フライホイールは先代比で18%軽量化され、慣性重量も25%減少。レブマッチシステムのブリッピング性能も先代比で10%向上している。

さらに、レブマッチシステムを6速MTの全段で適用し、(先代まではなかった)エンジン回転操作が大きい2速から1速へのシフトダウンでも自動ブリッピングを使えるように進化した。

「一度乗ったらシフトチェンジが病みつきになる」 そんなマニュアルシフト車の操る歓びを最大化させたという。

4. ブレない安定&信頼感 シャシーとボディ

プラットフォームとボディの進化も注目点。

構造用の接着剤を塗布する部分は先代より3.8倍も増やし、テールゲートは樹脂製となり先代(スチール製)より約20%軽量化されている。

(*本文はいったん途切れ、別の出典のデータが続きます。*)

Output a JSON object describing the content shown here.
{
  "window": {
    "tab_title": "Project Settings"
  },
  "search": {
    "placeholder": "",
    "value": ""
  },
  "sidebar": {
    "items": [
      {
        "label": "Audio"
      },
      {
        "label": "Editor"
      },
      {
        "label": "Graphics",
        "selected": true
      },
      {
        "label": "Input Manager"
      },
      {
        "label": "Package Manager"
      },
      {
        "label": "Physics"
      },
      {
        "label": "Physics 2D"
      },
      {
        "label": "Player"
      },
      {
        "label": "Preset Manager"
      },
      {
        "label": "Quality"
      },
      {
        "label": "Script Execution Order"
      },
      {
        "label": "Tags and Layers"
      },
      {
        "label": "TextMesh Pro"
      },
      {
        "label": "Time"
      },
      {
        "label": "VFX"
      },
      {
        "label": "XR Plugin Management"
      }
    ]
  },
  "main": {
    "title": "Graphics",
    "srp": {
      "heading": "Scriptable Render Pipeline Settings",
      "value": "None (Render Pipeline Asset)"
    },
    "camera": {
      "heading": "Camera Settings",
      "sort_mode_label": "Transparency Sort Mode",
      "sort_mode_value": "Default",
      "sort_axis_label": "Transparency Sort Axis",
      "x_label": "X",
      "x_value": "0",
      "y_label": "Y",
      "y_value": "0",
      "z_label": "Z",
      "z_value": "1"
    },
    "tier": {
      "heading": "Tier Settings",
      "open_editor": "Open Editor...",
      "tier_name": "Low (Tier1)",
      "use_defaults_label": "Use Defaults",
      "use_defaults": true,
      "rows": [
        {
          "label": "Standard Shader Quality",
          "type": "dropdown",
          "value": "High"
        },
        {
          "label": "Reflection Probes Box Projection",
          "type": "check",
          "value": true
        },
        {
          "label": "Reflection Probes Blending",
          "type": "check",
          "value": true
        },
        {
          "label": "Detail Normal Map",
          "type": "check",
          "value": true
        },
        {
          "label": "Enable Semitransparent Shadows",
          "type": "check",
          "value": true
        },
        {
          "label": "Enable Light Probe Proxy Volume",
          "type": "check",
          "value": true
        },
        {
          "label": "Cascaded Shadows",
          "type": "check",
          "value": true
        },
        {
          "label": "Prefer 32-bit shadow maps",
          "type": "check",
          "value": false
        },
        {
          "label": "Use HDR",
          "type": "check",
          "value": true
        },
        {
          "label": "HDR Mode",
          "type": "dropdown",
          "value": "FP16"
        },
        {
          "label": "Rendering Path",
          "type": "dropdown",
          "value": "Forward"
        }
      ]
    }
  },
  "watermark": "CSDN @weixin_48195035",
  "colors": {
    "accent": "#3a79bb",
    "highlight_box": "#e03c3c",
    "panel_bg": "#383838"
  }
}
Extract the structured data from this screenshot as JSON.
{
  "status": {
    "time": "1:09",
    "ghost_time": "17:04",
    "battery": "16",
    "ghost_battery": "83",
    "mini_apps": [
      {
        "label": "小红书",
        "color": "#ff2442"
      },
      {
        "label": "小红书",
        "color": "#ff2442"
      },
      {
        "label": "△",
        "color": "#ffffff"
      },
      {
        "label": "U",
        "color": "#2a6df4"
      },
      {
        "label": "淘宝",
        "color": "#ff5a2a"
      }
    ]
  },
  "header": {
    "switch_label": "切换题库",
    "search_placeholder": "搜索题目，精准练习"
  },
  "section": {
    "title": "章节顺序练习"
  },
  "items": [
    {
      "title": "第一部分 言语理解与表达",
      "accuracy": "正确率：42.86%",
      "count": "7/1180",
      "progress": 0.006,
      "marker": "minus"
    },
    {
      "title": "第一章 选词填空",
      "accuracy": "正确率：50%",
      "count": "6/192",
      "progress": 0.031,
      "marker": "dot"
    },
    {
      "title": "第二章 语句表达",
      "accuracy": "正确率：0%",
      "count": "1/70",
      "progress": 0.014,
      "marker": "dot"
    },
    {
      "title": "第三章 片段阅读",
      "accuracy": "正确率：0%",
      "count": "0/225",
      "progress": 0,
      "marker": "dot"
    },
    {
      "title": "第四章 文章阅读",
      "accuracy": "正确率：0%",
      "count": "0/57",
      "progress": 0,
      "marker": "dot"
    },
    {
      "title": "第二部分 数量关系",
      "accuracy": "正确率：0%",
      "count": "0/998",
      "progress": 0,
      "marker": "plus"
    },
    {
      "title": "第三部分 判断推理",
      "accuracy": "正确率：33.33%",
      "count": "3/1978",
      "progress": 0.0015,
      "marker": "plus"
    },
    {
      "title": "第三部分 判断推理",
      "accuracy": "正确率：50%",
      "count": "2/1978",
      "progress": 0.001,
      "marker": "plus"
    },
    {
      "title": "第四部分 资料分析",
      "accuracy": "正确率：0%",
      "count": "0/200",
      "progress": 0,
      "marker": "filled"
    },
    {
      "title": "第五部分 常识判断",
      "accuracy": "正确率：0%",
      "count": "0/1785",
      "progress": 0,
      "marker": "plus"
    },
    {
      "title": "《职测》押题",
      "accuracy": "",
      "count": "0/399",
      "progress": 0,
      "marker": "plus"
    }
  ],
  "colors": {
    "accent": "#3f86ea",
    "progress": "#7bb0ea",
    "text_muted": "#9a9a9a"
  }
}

新型のシャシーは、速さを追求するだけでなく運転することに夢中になれるようなハンドリング、軽量・高剛性のボディに合わせて、高速走行時における高い安定性を追求している。    前田惠介

空力面は、ボンネットフード、フロントバンパー&アンダーカバー、リアスポイラー、リアディフューザーなど、レースからフィードバックした専用の空力アイテムにより、リフト係数は前・後とも先代よりアップ。

200km/hでの走行時には、900ニュートンのダウンフォースが発生するという。

また、265/30ZR19というワイドなタイヤに対応したサスペンション・ジオメトリーの最適化や、関連パーツ(ロアアーム、ダンパーフォーク、ナックルなど)の剛性最適化により、FFハイパワースポーツカーに必須な駆動トルクタフネスと、さらなる高剛性化も達成した。

個人的には、リアルタイムに車両の情報を確認できるデータロガー「ホンダ・ログR」が興味深い。機械的な運動情報を見ることができ、自分の運転操作・車両挙動を知ってドライビングスキルを高められる。さらに走行映像を世界中のタイプRユーザーとシェアできるなど、新たなドライビングプレジャーも提供してくれる。